The Hollow Ones(52)



Odessa grasped the fabric on the back of Blackwood’s jacket, steadying herself. Blackwood said, “They are called the Hollow Ones. The emptiness—the ever-hungry. Mesopotamian lore has them born last of the Udug Hul—the foul spirits. Don’t come close to the sea salt circle, you don’t want to touch it.”

Another of them hissed and gnashed its teeth, shrinking away from a rooster at its ankle.

“Foul entities,” said Blackwood. “You see them revealed here in visible form. But there are many entities surrounding us, at all times. I have seen, in the course of certain investigations, forensics experts enter a crime scene and use a special ultraviolet lamp…”

“A Luma Lamp,” said Odessa.

“Yes, to reveal how a clean room truly looks—that which is invisible to the naked eye. Well, that’s the way these things are visible to me. All around us. All the time. These particular ones: larvae, who jump from human body to human body like young adults stealing cars and taking them on a…what is it?”

Joachim said, “A joyride.”

Distressingly, all three entities followed Odessa around the room with their gazes, turning their eyeless heads in unison.

“Yes, a joyride. A Hollow One only inhabits a human host for a limited amount of time. They are creatures of chaos. They thrive on it. They enjoy when their host body is killed.

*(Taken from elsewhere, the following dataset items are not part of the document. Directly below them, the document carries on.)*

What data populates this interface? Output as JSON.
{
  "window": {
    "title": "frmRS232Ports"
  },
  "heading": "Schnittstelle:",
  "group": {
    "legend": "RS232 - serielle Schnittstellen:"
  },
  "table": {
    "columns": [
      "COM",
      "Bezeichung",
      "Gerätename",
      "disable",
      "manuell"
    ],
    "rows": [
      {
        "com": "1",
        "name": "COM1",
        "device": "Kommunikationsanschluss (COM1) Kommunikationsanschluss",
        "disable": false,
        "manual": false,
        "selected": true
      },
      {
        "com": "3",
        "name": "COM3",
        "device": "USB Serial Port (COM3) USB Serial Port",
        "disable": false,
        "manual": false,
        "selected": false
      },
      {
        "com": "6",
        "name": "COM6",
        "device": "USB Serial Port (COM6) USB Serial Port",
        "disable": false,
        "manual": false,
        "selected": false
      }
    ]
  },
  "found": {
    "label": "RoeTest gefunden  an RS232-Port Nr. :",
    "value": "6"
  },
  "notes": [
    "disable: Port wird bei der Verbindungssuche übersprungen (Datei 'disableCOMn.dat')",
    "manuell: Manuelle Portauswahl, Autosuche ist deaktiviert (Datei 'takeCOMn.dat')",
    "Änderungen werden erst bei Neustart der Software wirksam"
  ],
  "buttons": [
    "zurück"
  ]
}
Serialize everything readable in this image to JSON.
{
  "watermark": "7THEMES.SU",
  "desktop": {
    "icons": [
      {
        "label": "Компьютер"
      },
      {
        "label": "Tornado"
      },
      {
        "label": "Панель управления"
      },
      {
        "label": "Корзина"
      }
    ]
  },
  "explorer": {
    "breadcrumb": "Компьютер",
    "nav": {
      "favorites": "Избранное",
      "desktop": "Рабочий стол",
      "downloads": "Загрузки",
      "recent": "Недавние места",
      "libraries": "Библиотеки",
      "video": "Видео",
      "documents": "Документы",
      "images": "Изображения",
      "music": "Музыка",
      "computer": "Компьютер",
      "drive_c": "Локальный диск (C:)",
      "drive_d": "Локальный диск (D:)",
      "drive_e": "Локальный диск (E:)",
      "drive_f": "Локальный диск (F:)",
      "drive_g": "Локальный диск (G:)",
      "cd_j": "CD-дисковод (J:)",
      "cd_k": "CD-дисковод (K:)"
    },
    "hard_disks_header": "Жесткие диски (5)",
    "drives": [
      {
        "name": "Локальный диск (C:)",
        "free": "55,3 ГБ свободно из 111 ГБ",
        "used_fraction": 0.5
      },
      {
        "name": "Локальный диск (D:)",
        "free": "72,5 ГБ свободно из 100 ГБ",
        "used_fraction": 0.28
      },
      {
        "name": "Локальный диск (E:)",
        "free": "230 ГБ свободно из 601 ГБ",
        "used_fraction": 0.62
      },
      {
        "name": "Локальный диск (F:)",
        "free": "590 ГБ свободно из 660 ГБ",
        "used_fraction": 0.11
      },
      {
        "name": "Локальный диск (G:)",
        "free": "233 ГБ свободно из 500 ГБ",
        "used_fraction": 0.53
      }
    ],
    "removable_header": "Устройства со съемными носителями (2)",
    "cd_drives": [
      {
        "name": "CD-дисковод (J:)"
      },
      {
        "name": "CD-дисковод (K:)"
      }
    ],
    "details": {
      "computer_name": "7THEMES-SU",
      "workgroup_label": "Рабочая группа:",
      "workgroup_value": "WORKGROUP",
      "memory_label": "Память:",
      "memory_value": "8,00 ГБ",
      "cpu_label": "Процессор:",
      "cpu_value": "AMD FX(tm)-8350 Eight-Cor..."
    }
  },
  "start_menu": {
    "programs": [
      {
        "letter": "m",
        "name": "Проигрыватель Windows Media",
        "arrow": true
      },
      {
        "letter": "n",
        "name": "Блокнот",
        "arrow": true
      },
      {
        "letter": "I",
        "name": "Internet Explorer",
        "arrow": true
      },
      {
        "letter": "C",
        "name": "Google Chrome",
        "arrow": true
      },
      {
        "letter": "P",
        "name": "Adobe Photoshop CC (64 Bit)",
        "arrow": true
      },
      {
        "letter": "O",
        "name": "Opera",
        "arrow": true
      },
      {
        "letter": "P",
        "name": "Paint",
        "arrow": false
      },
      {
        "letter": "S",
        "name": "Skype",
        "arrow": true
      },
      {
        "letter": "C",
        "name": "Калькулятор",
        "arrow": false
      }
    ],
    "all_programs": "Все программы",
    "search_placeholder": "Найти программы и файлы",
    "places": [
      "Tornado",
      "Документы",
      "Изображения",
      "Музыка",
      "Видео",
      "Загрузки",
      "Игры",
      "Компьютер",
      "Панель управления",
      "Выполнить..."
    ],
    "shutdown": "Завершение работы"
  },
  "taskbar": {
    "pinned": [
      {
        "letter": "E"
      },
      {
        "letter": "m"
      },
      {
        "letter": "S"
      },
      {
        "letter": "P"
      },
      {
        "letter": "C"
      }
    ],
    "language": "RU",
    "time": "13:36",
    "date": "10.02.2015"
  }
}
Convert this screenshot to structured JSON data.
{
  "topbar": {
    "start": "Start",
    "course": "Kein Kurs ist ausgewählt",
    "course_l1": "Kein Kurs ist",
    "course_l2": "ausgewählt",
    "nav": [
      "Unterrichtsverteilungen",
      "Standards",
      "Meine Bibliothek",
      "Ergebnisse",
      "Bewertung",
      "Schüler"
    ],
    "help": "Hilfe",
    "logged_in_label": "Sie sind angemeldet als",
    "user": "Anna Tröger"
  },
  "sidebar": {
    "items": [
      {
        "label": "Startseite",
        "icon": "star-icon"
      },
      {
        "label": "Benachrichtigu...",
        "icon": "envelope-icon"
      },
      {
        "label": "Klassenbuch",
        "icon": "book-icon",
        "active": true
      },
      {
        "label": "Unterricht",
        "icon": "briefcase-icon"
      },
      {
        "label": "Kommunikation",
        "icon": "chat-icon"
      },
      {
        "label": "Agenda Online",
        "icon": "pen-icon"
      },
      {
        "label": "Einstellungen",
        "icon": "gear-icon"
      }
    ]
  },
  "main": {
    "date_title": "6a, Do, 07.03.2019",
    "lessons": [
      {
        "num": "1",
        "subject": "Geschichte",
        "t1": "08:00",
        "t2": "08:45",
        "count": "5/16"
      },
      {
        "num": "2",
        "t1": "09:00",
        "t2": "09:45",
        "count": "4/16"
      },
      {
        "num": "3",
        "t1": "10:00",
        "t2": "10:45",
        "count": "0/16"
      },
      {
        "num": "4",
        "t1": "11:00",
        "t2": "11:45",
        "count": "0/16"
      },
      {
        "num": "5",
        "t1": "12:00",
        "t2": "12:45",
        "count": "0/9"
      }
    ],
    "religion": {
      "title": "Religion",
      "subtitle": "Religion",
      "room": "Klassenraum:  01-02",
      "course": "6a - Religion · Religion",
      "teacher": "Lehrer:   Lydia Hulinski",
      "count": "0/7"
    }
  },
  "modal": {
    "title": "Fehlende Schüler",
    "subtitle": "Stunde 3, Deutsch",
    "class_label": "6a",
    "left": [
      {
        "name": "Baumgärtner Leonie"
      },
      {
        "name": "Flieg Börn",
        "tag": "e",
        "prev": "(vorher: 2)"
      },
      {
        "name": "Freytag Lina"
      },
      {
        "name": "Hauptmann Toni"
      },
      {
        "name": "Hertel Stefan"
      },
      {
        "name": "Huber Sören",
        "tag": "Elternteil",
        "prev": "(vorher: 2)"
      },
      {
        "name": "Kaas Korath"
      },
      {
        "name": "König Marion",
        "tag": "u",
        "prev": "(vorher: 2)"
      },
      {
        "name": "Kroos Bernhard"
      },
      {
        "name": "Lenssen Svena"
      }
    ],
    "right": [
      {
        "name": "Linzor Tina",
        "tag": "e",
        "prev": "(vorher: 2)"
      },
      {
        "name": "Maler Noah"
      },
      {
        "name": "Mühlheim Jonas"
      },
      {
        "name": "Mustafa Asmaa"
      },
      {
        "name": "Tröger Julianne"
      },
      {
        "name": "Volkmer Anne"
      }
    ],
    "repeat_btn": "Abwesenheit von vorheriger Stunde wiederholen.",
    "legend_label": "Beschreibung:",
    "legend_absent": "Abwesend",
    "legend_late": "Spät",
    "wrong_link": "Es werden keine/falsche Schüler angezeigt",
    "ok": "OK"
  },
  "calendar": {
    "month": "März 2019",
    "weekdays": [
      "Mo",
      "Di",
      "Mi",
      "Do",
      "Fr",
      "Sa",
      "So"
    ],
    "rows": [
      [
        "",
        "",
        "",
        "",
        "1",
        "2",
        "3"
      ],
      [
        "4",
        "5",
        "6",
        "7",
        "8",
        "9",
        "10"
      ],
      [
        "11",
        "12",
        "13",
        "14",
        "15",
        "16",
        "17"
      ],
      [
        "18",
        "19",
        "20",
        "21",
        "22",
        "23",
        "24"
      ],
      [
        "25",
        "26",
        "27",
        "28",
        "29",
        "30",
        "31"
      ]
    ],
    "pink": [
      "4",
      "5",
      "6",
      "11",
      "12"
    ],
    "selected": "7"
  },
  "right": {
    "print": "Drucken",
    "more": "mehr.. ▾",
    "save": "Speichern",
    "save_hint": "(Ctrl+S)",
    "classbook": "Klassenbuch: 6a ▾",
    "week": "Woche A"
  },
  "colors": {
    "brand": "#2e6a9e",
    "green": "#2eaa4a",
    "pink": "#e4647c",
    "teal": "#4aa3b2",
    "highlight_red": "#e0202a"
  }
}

That is how they are forcibly ejected from the body, ending the ride. You have to understand that the moment of death, of being murdered, is to them an immensely pleasurable experience, which is why they go on killing sprees. The hosts experience these occupations as blackout moments. Such as your fellow agent, Leppo.”

The thought of Walt Leppo was the only thing that could bring her voice back into her throat. “Walt?” she whispered.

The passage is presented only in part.